The weak leadership in Kenya paved way for
the British to easily divide and rule. Once the British took over they stripped
leaders of any power they had hence creating a layer which would eventually
leave Kenya in a political and economic distress.  The resources were taken advantage of which
led to Mau Mau uprising to fight for freedom hence adding on to the political
and economic distress.  When the British
left, the country’s was left with no structure and waning resources. Despite
the annual growth rate, the number of jobs kept depreciating since the lands
that Kenyans used to cultivate and build wealth had been taken by British. The world today is divided into first and third world
countries due to the actions of colonialism and imperialism taken over 150
years ago.  The effects of British rule
left India as a third world country.  The
Indians under British rule were required to produce products for trade and
never allowed to harvest hence leaving Indians at risk of starvation and
disease. However, the British ensured a higher education in India as well as an
improved system.

Conclusion

            Every
year the Indians celebrate the date of birth of Gandhi as the International day
of nonviolence. Gandhi was instrumental in liberating India from the British.

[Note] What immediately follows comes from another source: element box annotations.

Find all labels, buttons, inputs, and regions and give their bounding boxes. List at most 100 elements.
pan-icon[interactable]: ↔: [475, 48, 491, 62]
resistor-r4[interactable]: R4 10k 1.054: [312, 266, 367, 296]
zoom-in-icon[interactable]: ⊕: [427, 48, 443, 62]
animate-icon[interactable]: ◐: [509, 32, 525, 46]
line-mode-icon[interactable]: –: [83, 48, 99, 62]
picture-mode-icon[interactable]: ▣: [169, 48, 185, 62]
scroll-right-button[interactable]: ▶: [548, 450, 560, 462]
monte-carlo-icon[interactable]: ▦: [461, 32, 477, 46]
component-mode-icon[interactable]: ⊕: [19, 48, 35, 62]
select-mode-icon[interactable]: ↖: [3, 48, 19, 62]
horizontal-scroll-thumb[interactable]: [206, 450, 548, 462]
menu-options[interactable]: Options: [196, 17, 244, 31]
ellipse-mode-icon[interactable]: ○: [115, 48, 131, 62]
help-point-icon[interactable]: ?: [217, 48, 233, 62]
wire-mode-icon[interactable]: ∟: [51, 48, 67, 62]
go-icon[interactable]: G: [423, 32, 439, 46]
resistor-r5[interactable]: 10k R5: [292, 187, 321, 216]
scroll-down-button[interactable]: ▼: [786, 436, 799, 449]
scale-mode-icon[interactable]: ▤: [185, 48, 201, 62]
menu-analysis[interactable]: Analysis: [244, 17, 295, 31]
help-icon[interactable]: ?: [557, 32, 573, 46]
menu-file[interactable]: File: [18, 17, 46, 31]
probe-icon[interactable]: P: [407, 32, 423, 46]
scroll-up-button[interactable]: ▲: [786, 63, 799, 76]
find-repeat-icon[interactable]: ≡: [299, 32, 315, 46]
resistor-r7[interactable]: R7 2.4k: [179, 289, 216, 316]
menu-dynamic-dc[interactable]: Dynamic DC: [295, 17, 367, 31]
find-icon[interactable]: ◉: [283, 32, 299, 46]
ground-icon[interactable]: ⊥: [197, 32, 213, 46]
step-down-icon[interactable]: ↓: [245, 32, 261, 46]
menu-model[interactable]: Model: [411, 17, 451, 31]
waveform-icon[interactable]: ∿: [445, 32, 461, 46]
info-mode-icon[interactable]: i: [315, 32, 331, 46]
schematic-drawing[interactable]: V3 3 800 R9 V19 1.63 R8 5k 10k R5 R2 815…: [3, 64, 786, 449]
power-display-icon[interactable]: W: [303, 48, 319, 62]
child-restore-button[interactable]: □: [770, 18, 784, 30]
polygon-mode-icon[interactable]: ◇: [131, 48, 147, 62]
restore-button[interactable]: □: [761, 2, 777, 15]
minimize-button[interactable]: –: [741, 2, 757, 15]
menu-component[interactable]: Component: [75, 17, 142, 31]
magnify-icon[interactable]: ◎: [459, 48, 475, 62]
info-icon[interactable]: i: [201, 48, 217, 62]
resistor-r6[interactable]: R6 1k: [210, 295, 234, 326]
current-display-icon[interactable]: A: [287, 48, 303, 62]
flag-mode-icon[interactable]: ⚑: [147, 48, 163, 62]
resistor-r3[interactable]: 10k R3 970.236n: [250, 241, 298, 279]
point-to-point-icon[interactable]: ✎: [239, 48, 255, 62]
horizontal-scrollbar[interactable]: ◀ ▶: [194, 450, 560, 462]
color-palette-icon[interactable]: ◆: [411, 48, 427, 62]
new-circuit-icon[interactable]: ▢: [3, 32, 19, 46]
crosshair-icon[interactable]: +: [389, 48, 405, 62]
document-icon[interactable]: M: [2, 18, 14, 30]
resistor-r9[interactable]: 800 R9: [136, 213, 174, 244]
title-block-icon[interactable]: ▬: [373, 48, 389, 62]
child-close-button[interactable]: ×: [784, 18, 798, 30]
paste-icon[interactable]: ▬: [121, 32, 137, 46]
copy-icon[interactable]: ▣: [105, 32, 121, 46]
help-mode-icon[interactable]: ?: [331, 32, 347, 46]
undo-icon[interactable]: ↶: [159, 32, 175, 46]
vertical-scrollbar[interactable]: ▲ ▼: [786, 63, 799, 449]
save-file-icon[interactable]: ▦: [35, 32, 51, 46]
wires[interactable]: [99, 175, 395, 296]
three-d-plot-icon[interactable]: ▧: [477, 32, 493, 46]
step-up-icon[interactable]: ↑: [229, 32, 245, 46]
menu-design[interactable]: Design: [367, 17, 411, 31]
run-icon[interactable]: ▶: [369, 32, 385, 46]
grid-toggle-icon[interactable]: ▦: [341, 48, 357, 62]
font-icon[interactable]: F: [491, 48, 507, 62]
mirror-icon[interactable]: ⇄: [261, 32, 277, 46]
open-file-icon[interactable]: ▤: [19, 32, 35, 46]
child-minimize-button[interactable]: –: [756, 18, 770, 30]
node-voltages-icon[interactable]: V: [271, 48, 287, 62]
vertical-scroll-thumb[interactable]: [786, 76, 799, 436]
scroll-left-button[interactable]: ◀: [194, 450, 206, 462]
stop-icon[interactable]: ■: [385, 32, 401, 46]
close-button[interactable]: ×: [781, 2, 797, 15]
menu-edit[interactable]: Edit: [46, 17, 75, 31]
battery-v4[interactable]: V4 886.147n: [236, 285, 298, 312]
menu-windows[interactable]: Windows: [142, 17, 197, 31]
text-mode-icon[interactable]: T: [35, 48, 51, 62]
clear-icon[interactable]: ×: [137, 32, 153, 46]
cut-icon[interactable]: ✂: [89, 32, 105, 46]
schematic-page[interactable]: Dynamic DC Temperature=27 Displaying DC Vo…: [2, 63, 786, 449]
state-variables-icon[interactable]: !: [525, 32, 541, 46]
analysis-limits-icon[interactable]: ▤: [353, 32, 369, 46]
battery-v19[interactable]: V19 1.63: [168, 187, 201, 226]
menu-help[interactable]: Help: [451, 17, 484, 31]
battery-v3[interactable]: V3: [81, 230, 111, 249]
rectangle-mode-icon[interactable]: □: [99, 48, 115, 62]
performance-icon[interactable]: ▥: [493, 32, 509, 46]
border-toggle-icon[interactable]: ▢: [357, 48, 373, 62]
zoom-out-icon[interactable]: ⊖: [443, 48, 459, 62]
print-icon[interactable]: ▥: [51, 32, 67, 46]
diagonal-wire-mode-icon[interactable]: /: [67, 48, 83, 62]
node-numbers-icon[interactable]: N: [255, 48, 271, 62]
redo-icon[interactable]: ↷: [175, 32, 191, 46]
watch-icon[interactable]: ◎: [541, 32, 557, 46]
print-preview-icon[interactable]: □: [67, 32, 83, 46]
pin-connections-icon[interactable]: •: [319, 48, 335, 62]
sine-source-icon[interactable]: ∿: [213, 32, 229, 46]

He asked every Indian to take a pledge that they would not rest until they
attained their freedom. He had a strong view that the fighting for freedom was
not for the coward. Likewise, Kenyatta played a significant role in the
transformation of Kenya into an independent country.  He strongly believed that the European colonial
rule in Africa should end. Kenyatta had a strong view that under colonialism
Africa’s human and natural resources were being used for the benefit of
European and not to benefit African population. 
He shared the philosophy that all men ought to have the right to develop
peacefully and in accordance with their wishes. He advocated for the human
dignity in freedom and for the values of tolerance and peace.